Mucho se está hablando de la carrera espacial, la que se está librando en todo el mundo, donde las grandes potencias quieren dar un golpe sobre la mesa, casi como el que dio Estados Unidos en julio del 1969 cuando logró mandar astronautas a la Luna por primera y única vez. Por aquel entonces, los rusos eran los competidores más feroces, los que querían ser los primeros en pisar el satélite de la Tierra. Ahora parece que estamos reviviendo esa competición, con la diferencia de que ahora, gracias a internet y los nuevos altavoces de difusión, esta lucha llega a todos los rincones del mundo, y ahora hay muchos más actores, China, por ejemplo.
Pero dentro de esta carrera espacial, lo que muchos desconocen es que una empresa española, con sede en Elche, es una de las grandes protagonistas, PLD Space, y este año está afrontando el desafío más ambicioso de toda su historia, el vuelo inaugural de Miura 5, un cohete reutilizable que se ha desarrollado en solo dos años y que aspira a convertirse en el primer lanzador europeo privado con capacidad para poder colocar satélites en órbita desde el Puerto Espacial de Kourou
El proceso está llegando a su culminación en cuanto a fabricación, integración y validación de sistemas para poder cumplir con el calendario previsto para este mismo trimestre de 2026, lo que va a suponer un verdadero hito para la industria aeroespacial española principalmente, pero también para el sector privado europeo.
El cohete Miura 5
El desarrollo sigue avanzando, a gran velocidad, y según la compañía, ya se han fabricado e integrado las primeras unidades de la calificación del vehículo, conocidas como QM1 y QM2, y esto, ya de por sí, supone el primer gran triunfo.
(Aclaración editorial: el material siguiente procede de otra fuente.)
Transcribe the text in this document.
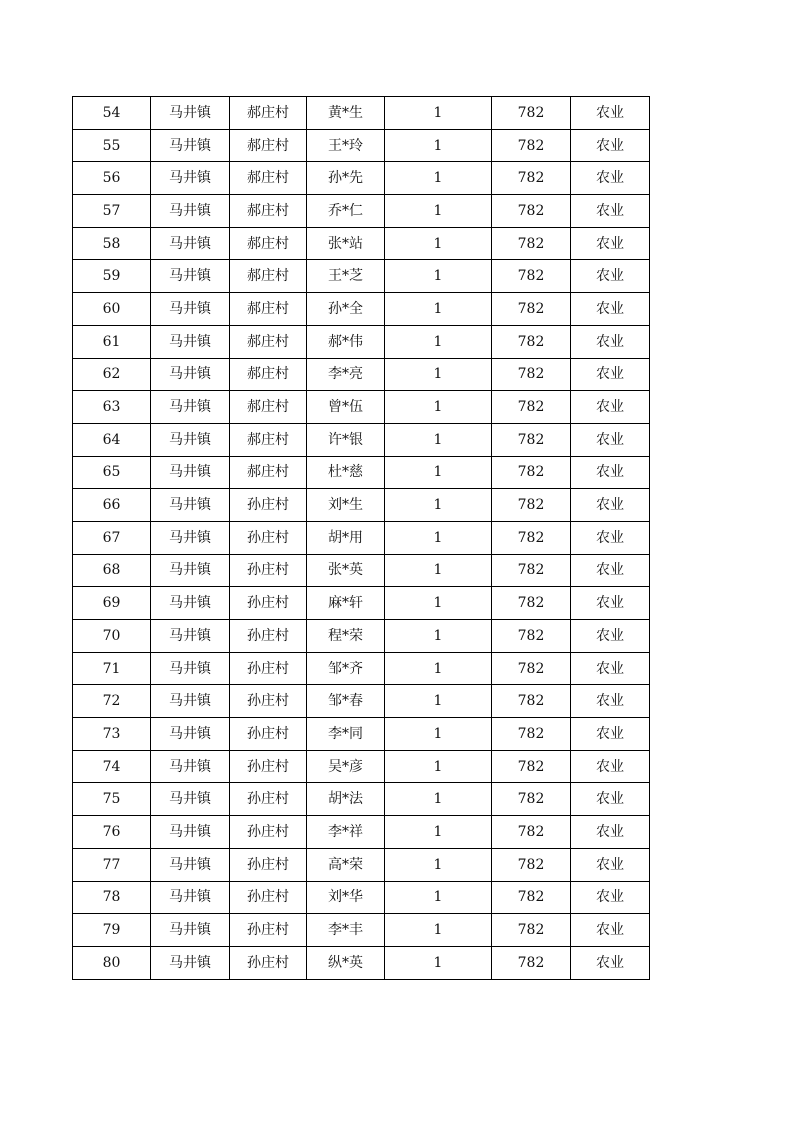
54	马井镇	郝庄村	黄*生	1	782	农业
55	马井镇	郝庄村	王*玲	1	782	农业
56	马井镇	郝庄村	孙*先	1	782	农业
57	马井镇	郝庄村	乔*仁	1	782	农业
58	马井镇	郝庄村	张*站	1	782	农业
59	马井镇	郝庄村	王*芝	1	782	农业
60	马井镇	郝庄村	孙*全	1	782	农业
61	马井镇	郝庄村	郝*伟	1	782	农业
62	马井镇	郝庄村	李*亮	1	782	农业
63	马井镇	郝庄村	曾*伍	1	782	农业
64	马井镇	郝庄村	许*银	1	782	农业
65	马井镇	郝庄村	杜*慈	1	782	农业
66	马井镇	孙庄村	刘*生	1	782	农业
67	马井镇	孙庄村	胡*用	1	782	农业
68	马井镇	孙庄村	张*英	1	782	农业
69	马井镇	孙庄村	麻*轩	1	782	农业
70	马井镇	孙庄村	程*荣	1	782	农业
71	马井镇	孙庄村	邹*齐	1	782	农业
72	马井镇	孙庄村	邹*春	1	782	农业
73	马井镇	孙庄村	李*同	1	782	农业
74	马井镇	孙庄村	吴*彦	1	782	农业
75	马井镇	孙庄村	胡*法	1	782	农业
76	马井镇	孙庄村	李*祥	1	782	农业
77	马井镇	孙庄村	高*荣	1	782	农业
78	马井镇	孙庄村	刘*华	1	782	农业
79	马井镇	孙庄村	李*丰	1	782	农业
80	马井镇	孙庄村	纵*英	1	782	农业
Estas unidades permiten que se puedan validar todos los subsistemas del lanzador antes de que se lleve a cabo la construcción definitiva de la versión que será destinada al vuelo.
La rapidez del proyecto evidencia, al mismo tiempo, el ritmo de crecimiento de la propia empresa. En apenas dos años ha logrado crear una infraestructura industrial capacitada para diseñar, fabricar y probar un sistema de lanzamiento orbital, algo que, hasta hace poco, solo estaba reservado para las grandes agencias espaciales del mundo, así como las grandes corporaciones multinacionales.
Un cohete reutilizable
Miura 5 es una respuesta a una de las necesidades que más se demandan en la actualidad en el mercado espacial, que es el lanzamiento de satélites con costes más que competitivos, y una alta frecuencia de operaciones. Pero hay una diferencia importante respecto a otros lanzadores tradicionales, y es que incorpora una primera etapa reutilizable. Esto quiere decir que, tras haber completado su misión, la sección del vehículo va a realizar una recuperación controlada en el mar, para que después pueda ser reutilizaza, reacondicionada, y así poder usarla de nuevo en futuras operaciones.
De esta forma, se van a reducir drásticamente los costes asociados a cada lanzamiento y, a su vez, aumenta la capacidad operativa de su plataforma. La idea, el objetivo marcado de la empresa, es la de lanzar 30 misiones al año, es decir, aproximadamente una misión cada 12 días, lo que le situaría entre los operadores privados más importantes de Europa.
El vehículo en sí, ofrece unas dimensiones que reflejan la complejidad de todo este proyecto. La primera etapa son 26,3 metros de largo compuesta de cinco motores principales. la segunda etapa mide 12,1 metros y está compuesta por un único motor para realizar maniobres en órbita. La cofia mide 5,5 metros y está destinada a proteger los satélites y otras cargas útiles durante el proceso de lanzamiento.
Tiene capacidad para transportar 1080 kilogramos a una órbita ecuatorial que está situada a 500 kilómetros de altitud. También tiene capacidad para colocar hasta 540 kilogramos en órbitas heliosíncronicas, que son muy usadas e importantes para las telecomunicaciones terrestres y aplicaciones científicas.
Un reto histórico
El primer vuelo de Miura 5, más allá de los técnicos, es de una trascendencia estratégica incalculable. Porque por el momento, no ha habido ninguna empresa europea privada que haya logrado consolidar una capacidad orbital comercial propia desde uno de los enclaves espaciales más importantes del mundo como es la Guayana Francesa.
De culminar la misión con éxito, España pasará a estar en una posición dentro de la nueva economía espacial europea, un sector que mueve millones de euros, que está en plena expansión, y donde nuestro país no ha estado nunca.
Cada vez queda menos para que España escriba una de las primeras páginas del sector privado en el mundo espacial de la historia. Se están ultimando los detalles, queda cada vez menos para que culmine un proyecto desarrollado a gran velocidad.